Here’s what we advise contingent workforce program managers to do when first exploring strategic workforce management.

  • Talk to executives about hard and soft savings in appropriate time periods, : monthly, quarterly, yearly, five years out and beyond.
  • Consider how you will construct your strategic workforce plan and who will need to be on the journey with you to drive adoption and compliance.
  • Design very clear objectives and targets to create clarity around what the expectations are and how they can be met and measured.
  • Define future expectations that tell your company where you are taking the talent management strategy next and what the pay-off is in terms of quality, cost, efficiency and risk as it applies to your talent ecosytem.
  • Finally, make sure you clearly know what the obstacles are when embarking on such a far reaching and ambitious business strategy, find out what the risks are and make sure your organization is prepared to address them.

There are very few organizations today that have achieved a strategic workforce management program that encompasses all talent.
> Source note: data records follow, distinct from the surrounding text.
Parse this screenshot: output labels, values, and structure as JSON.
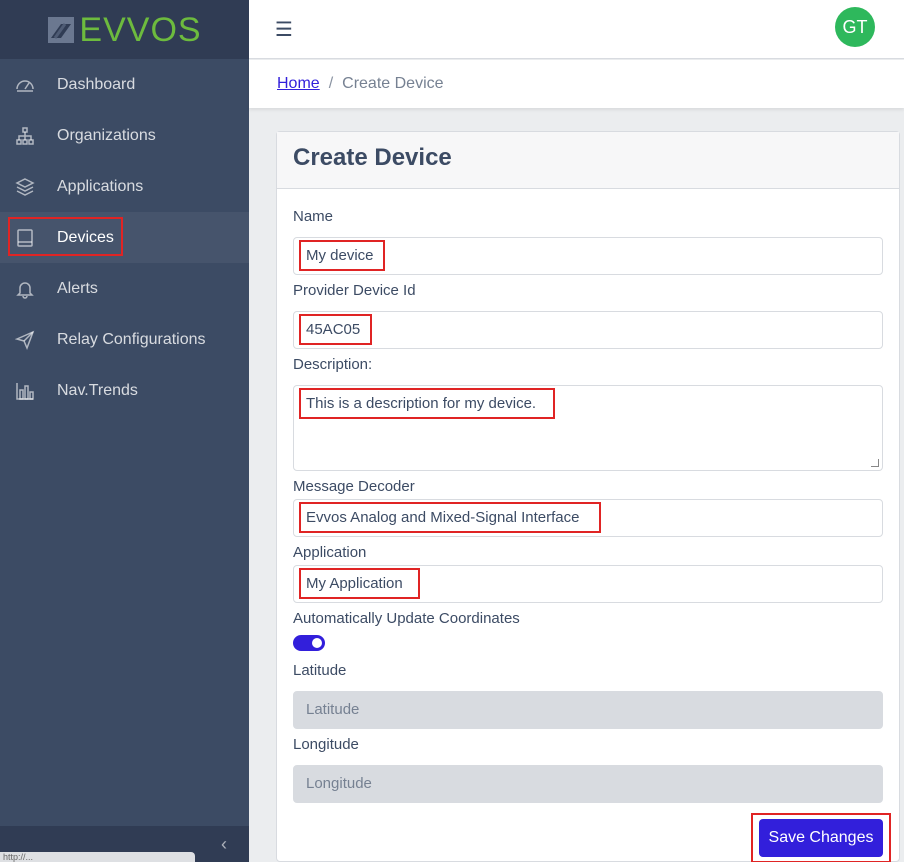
{
  "brand": {
    "name": "EVVOS",
    "color": "#6dbb3e"
  },
  "sidebar": {
    "items": [
      {
        "label": "Dashboard",
        "icon": "speedometer-icon"
      },
      {
        "label": "Organizations",
        "icon": "sitemap-icon"
      },
      {
        "label": "Applications",
        "icon": "layers-icon"
      },
      {
        "label": "Devices",
        "icon": "tablet-icon",
        "active": true
      },
      {
        "label": "Alerts",
        "icon": "bell-icon"
      },
      {
        "label": "Relay Configurations",
        "icon": "paper-plane-icon"
      },
      {
        "label": "Nav.Trends",
        "icon": "bar-chart-icon"
      }
    ],
    "collapse_glyph": "‹",
    "status_url": "http://..."
  },
  "header": {
    "menu_glyph": "☰",
    "avatar_initials": "GT",
    "avatar_color": "#2eb85c"
  },
  "breadcrumb": {
    "home": "Home",
    "separator": "/",
    "current": "Create Device"
  },
  "form": {
    "title": "Create Device",
    "name": {
      "label": "Name",
      "value": "My device"
    },
    "provider_id": {
      "label": "Provider Device Id",
      "value": "45AC05"
    },
    "description": {
      "label": "Description:",
      "value": "This is a description for my device."
    },
    "decoder": {
      "label": "Message Decoder",
      "value": "Evvos Analog and Mixed-Signal Interface"
    },
    "application": {
      "label": "Application",
      "value": "My Application"
    },
    "auto_update": {
      "label": "Automatically Update Coordinates",
      "enabled": true
    },
    "latitude": {
      "label": "Latitude",
      "placeholder": "Latitude"
    },
    "longitude": {
      "label": "Longitude",
      "placeholder": "Longitude"
    },
    "save_label": "Save Changes"
  },
  "colors": {
    "primary": "#321fdb",
    "sidebar": "#3c4b64",
    "highlight": "#e02424"
  }
}
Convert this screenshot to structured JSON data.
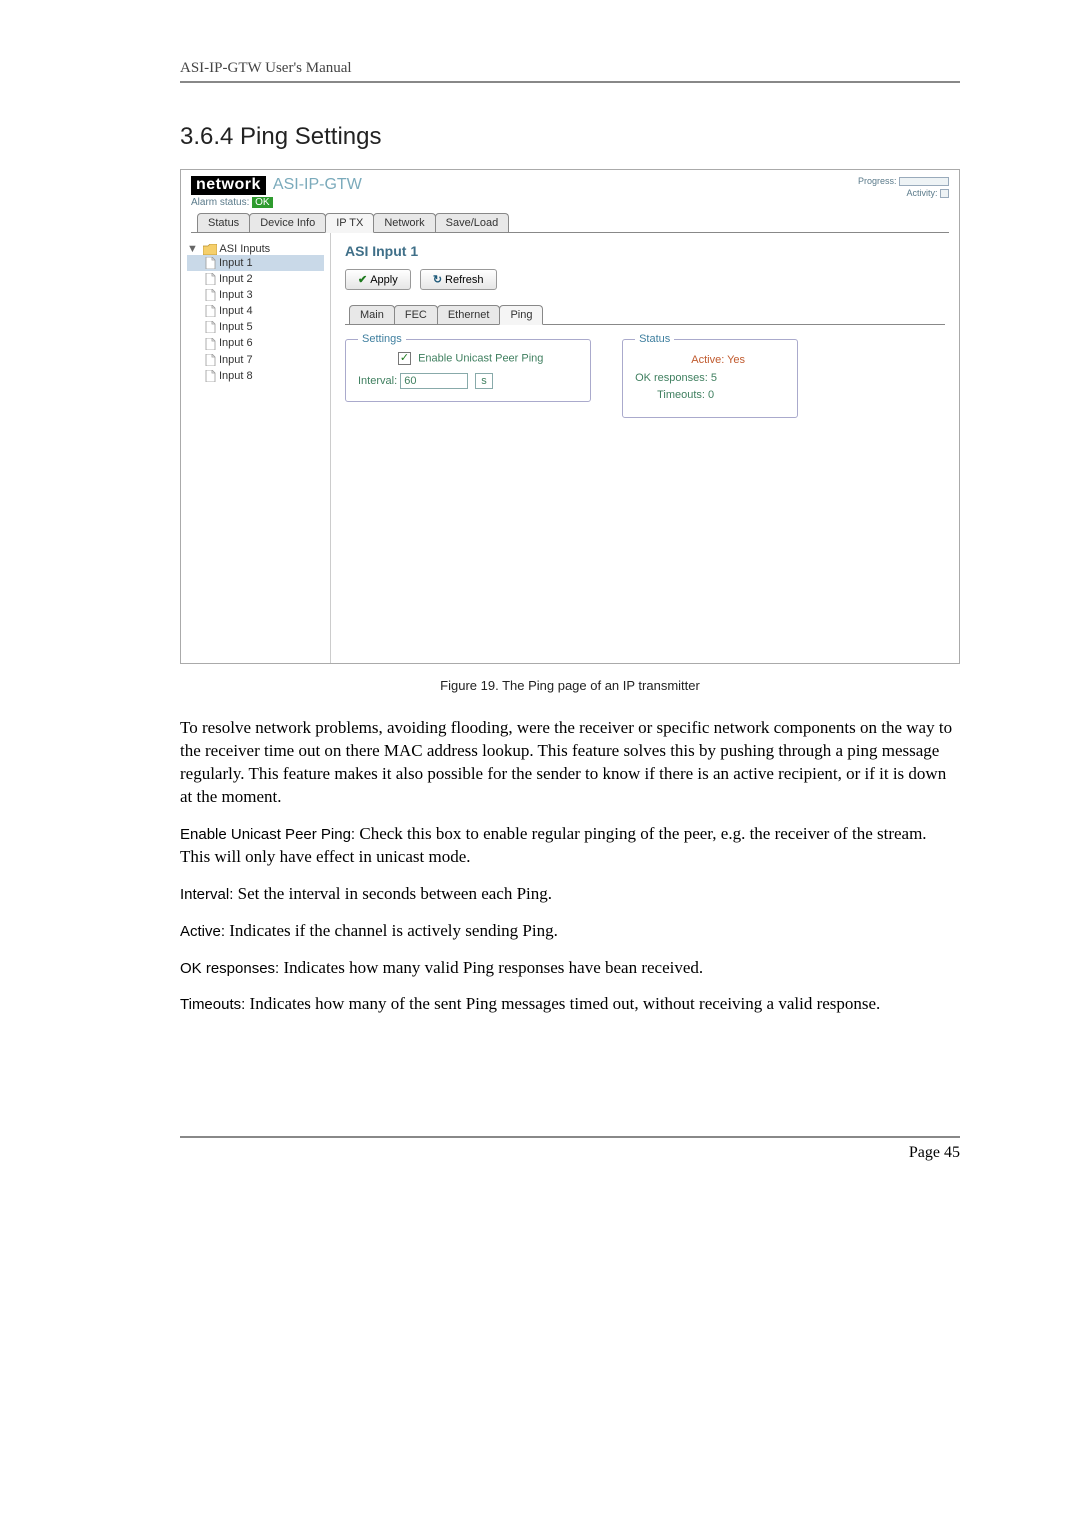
{
  "doc": {
    "header": "ASI-IP-GTW User's Manual",
    "section_title": "3.6.4 Ping Settings",
    "caption": "Figure 19. The Ping page of an IP transmitter",
    "page_label": "Page 45"
  },
  "screenshot": {
    "brand": "network",
    "product": "ASI-IP-GTW",
    "progress_label": "Progress:",
    "activity_label": "Activity:",
    "alarm_label": "Alarm status:",
    "alarm_value": "OK",
    "tabs": [
      "Status",
      "Device Info",
      "IP TX",
      "Network",
      "Save/Load"
    ],
    "active_tab_index": 2,
    "tree_root": "ASI Inputs",
    "tree_items": [
      "Input 1",
      "Input 2",
      "Input 3",
      "Input 4",
      "Input 5",
      "Input 6",
      "Input 7",
      "Input 8"
    ],
    "tree_selected_index": 0,
    "panel_title": "ASI Input 1",
    "apply_label": "Apply",
    "refresh_label": "Refresh",
    "inner_tabs": [
      "Main",
      "FEC",
      "Ethernet",
      "Ping"
    ],
    "inner_active_index": 3,
    "settings_legend": "Settings",
    "enable_label": "Enable Unicast Peer Ping",
    "enable_checked": true,
    "interval_label": "Interval:",
    "interval_value": "60",
    "interval_unit": "s",
    "status_legend": "Status",
    "status_active_label": "Active:",
    "status_active_value": "Yes",
    "status_ok_label": "OK responses:",
    "status_ok_value": "5",
    "status_to_label": "Timeouts:",
    "status_to_value": "0"
  },
  "paragraphs": {
    "p1": "To resolve network problems, avoiding flooding, were the receiver or specific network components on the way to the receiver time out on there MAC address lookup. This feature solves this by pushing through a ping message regularly. This feature makes it also possible for the sender to know if there is an active recipient, or if it is down at the moment.",
    "enable_term": "Enable Unicast Peer Ping:",
    "enable_text": " Check this box to enable regular pinging of the peer, e.g. the receiver of the stream. This will only have effect in unicast mode.",
    "interval_term": "Interval:",
    "interval_text": "  Set the interval in seconds between each Ping.",
    "active_term": "Active:",
    "active_text": " Indicates if the channel is actively sending Ping.",
    "okresp_term": "OK responses:",
    "okresp_text": " Indicates how many valid Ping responses have bean received.",
    "timeouts_term": "Timeouts:",
    "timeouts_text": " Indicates how many of the sent Ping messages timed out, without receiving a valid response."
  }
}
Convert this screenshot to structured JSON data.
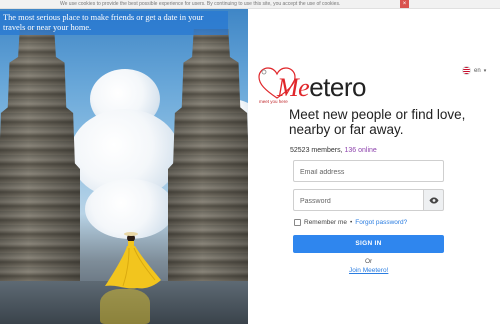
{
  "cookie_bar": {
    "text": "We use cookies to provide the best possible experience for users. By continuing to use this site, you accept the use of cookies.",
    "close_label": "×"
  },
  "hero": {
    "caption": "The most serious place to make friends or get a date in your travels or near your home."
  },
  "brand": {
    "logo_prefix": "M",
    "logo_accent": "e",
    "logo_suffix": "etero",
    "tagline": "meet you here"
  },
  "language": {
    "code": "en",
    "flag_icon": "us-flag-icon"
  },
  "headline": "Meet new people or find love, nearby or far away.",
  "stats": {
    "members": "52523 members,",
    "online": "136 online"
  },
  "form": {
    "email_placeholder": "Email address",
    "password_placeholder": "Password",
    "remember_label": "Remember me",
    "forgot_label": "Forgot password?",
    "signin_label": "SIGN IN",
    "or_label": "Or",
    "join_label": "Join Meetero!"
  },
  "colors": {
    "accent": "#2f86ee",
    "brand_red": "#e0272b",
    "online": "#8e44ad"
  }
}
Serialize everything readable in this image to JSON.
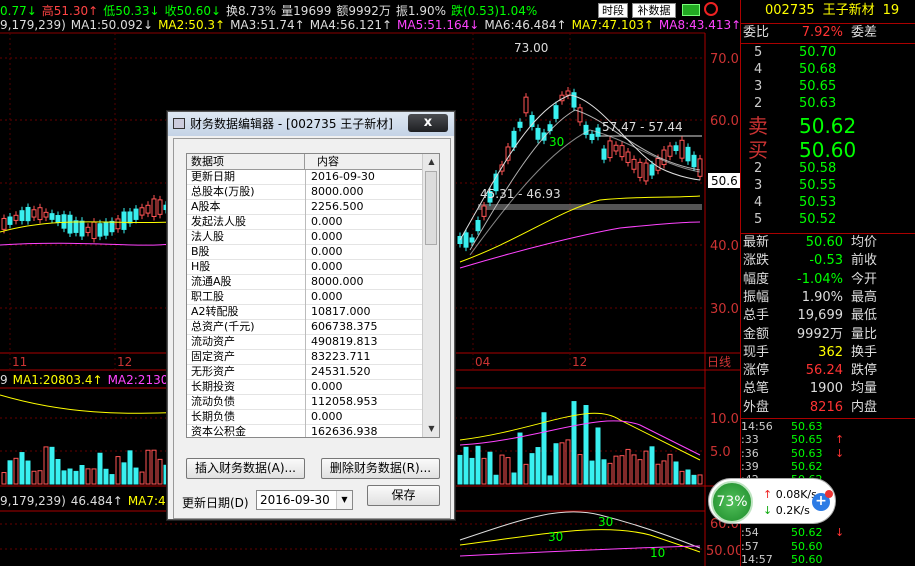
{
  "top_bar": {
    "items": [
      {
        "text": "0.77↓",
        "color": "#0f0"
      },
      {
        "text": "高51.30↑",
        "color": "#ff4444"
      },
      {
        "text": "低50.33↓",
        "color": "#0f0"
      },
      {
        "text": "收50.60↓",
        "color": "#0f0"
      },
      {
        "text": "换8.73%",
        "color": "#ddd"
      },
      {
        "text": "量19699",
        "color": "#ddd"
      },
      {
        "text": "额9992万",
        "color": "#ddd"
      },
      {
        "text": "振1.90%",
        "color": "#ddd"
      },
      {
        "text": "跌(0.53)1.04%",
        "color": "#0f0"
      }
    ],
    "btn_timeshare": "时段",
    "btn_fill_data": "补数据"
  },
  "ma_bar_main": [
    {
      "text": "9,179,239)",
      "color": "#ddd"
    },
    {
      "text": "MA1:50.092↓",
      "color": "#ddd"
    },
    {
      "text": "MA2:50.3↑",
      "color": "#ffff00"
    },
    {
      "text": "MA3:51.74↑",
      "color": "#ddd"
    },
    {
      "text": "MA4:56.121↑",
      "color": "#ddd"
    },
    {
      "text": "MA5:51.164↓",
      "color": "#ff44ff"
    },
    {
      "text": "MA6:46.484↑",
      "color": "#ddd"
    },
    {
      "text": "MA7:47.103↑",
      "color": "#ffff00"
    },
    {
      "text": "MA8:43.413↑",
      "color": "#ff44ff"
    }
  ],
  "ma_bar_vol": [
    {
      "text": "9",
      "color": "#ddd"
    },
    {
      "text": "MA1:20803.4↑",
      "color": "#ffff00"
    },
    {
      "text": "MA2:21301",
      "color": "#ff44ff"
    }
  ],
  "ma_bar_sub": [
    {
      "text": "9,179,239)",
      "color": "#ddd"
    },
    {
      "text": "46.484↑",
      "color": "#ddd"
    },
    {
      "text": "MA7:47.103↑",
      "color": "#ffff00"
    },
    {
      "text": "MA8:43.413↑",
      "color": "#ff44ff"
    }
  ],
  "chart_data": {
    "type": "candlestick",
    "price_axis_ticks": [
      "70.0",
      "60.0",
      "50.0",
      "40.0",
      "30.0"
    ],
    "vol_axis_ticks": [
      "10.0",
      "5.0"
    ],
    "sub_axis_ticks": [
      "60.0",
      "50.00"
    ],
    "current_price_tag": "50.6",
    "x_labels": [
      "11",
      "12",
      "04",
      "12"
    ],
    "period_label": "日线",
    "annotations": [
      "73.00",
      "57.47 - 57.44",
      "45.31 - 46.93",
      "30",
      "30",
      "10",
      "30"
    ]
  },
  "quote_panel": {
    "code": "002735",
    "name": "王子新材",
    "suffix": "19",
    "weibi_label": "委比",
    "weibi_value": "7.92%",
    "weicha_label": "委差",
    "sell_side_label": "卖",
    "buy_side_label": "买",
    "asks": [
      {
        "level": "5",
        "price": "50.70",
        "vol": ""
      },
      {
        "level": "4",
        "price": "50.68",
        "vol": ""
      },
      {
        "level": "3",
        "price": "50.65",
        "vol": ""
      },
      {
        "level": "2",
        "price": "50.63",
        "vol": ""
      }
    ],
    "ask1": "50.62",
    "bid1": "50.60",
    "bids": [
      {
        "level": "2",
        "price": "50.58",
        "vol": ""
      },
      {
        "level": "3",
        "price": "50.55",
        "vol": ""
      },
      {
        "level": "4",
        "price": "50.53",
        "vol": ""
      },
      {
        "level": "5",
        "price": "50.52",
        "vol": ""
      }
    ],
    "stats": [
      {
        "k": "最新",
        "v": "50.60",
        "vcolor": "#0f0",
        "k2": "均价",
        "v2": ""
      },
      {
        "k": "涨跌",
        "v": "-0.53",
        "vcolor": "#0f0",
        "k2": "前收",
        "v2": ""
      },
      {
        "k": "幅度",
        "v": "-1.04%",
        "vcolor": "#0f0",
        "k2": "今开",
        "v2": ""
      },
      {
        "k": "振幅",
        "v": "1.90%",
        "vcolor": "#ddd",
        "k2": "最高",
        "v2": ""
      },
      {
        "k": "总手",
        "v": "19,699",
        "vcolor": "#ddd",
        "k2": "最低",
        "v2": ""
      },
      {
        "k": "金额",
        "v": "9992万",
        "vcolor": "#ddd",
        "k2": "量比",
        "v2": ""
      },
      {
        "k": "现手",
        "v": "362",
        "vcolor": "#ff0",
        "k2": "换手",
        "v2": ""
      },
      {
        "k": "涨停",
        "v": "56.24",
        "vcolor": "#f33",
        "k2": "跌停",
        "v2": ""
      },
      {
        "k": "总笔",
        "v": "1900",
        "vcolor": "#ddd",
        "k2": "均量",
        "v2": ""
      },
      {
        "k": "外盘",
        "v": "8216",
        "vcolor": "#f33",
        "k2": "内盘",
        "v2": ""
      }
    ],
    "ticks": [
      {
        "t": "14:56",
        "p": "50.63",
        "a": ""
      },
      {
        "t": ":33",
        "p": "50.65",
        "a": "↑"
      },
      {
        "t": ":36",
        "p": "50.63",
        "a": "↓"
      },
      {
        "t": ":39",
        "p": "50.62",
        "a": ""
      },
      {
        "t": ":42",
        "p": "50.62",
        "a": ""
      },
      {
        "t": ":45",
        "p": "",
        "a": ""
      },
      {
        "t": ":48",
        "p": "",
        "a": ""
      },
      {
        "t": ":51",
        "p": "",
        "a": ""
      },
      {
        "t": ":54",
        "p": "50.62",
        "a": "↓"
      },
      {
        "t": ":57",
        "p": "50.60",
        "a": ""
      },
      {
        "t": "14:57",
        "p": "50.60",
        "a": ""
      }
    ]
  },
  "dialog": {
    "title": "财务数据编辑器 - [002735 王子新材]",
    "close_label": "x",
    "col_item": "数据项",
    "col_value": "内容",
    "rows": [
      {
        "k": "更新日期",
        "v": "2016-09-30"
      },
      {
        "k": "总股本(万股)",
        "v": "8000.000"
      },
      {
        "k": "A股本",
        "v": "2256.500"
      },
      {
        "k": "发起法人股",
        "v": "0.000"
      },
      {
        "k": "法人股",
        "v": "0.000"
      },
      {
        "k": "B股",
        "v": "0.000"
      },
      {
        "k": "H股",
        "v": "0.000"
      },
      {
        "k": "流通A股",
        "v": "8000.000"
      },
      {
        "k": "职工股",
        "v": "0.000"
      },
      {
        "k": "A2转配股",
        "v": "10817.000"
      },
      {
        "k": "总资产(千元)",
        "v": "606738.375"
      },
      {
        "k": "流动资产",
        "v": "490819.813"
      },
      {
        "k": "固定资产",
        "v": "83223.711"
      },
      {
        "k": "无形资产",
        "v": "24531.520"
      },
      {
        "k": "长期投资",
        "v": "0.000"
      },
      {
        "k": "流动负债",
        "v": "112058.953"
      },
      {
        "k": "长期负债",
        "v": "0.000"
      },
      {
        "k": "资本公积金",
        "v": "162636.938"
      }
    ],
    "insert_btn": "插入财务数据(A)...",
    "delete_btn": "删除财务数据(R)...",
    "date_label": "更新日期(D)",
    "date_value": "2016-09-30",
    "save_btn": "保存"
  },
  "net_widget": {
    "percent": "73%",
    "up": "0.08K/s",
    "down": "0.2K/s"
  }
}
Talent in terms of strategic workforce management includes regular W-2 employees, staff augmentation, temporaries, internal temps, interns, independent contractors, offshore workers, payrolled workers and statement-of-work workers.

Many organizations are well on their way to knowing who is in their talent pool through vendor management systems, managed service programs and better visibility in general; strategic workforce management is a natural next step as programs mature. Lay the framework for your organization to leverage its most important resource — talent. Be brave and see if you can create a cohesive high-level business case to get the attention of your stakeholders and the C-suite to drive interest and buy-in before they ask you to go there. Strategic workforce or total talent management is the next phase, be prepared.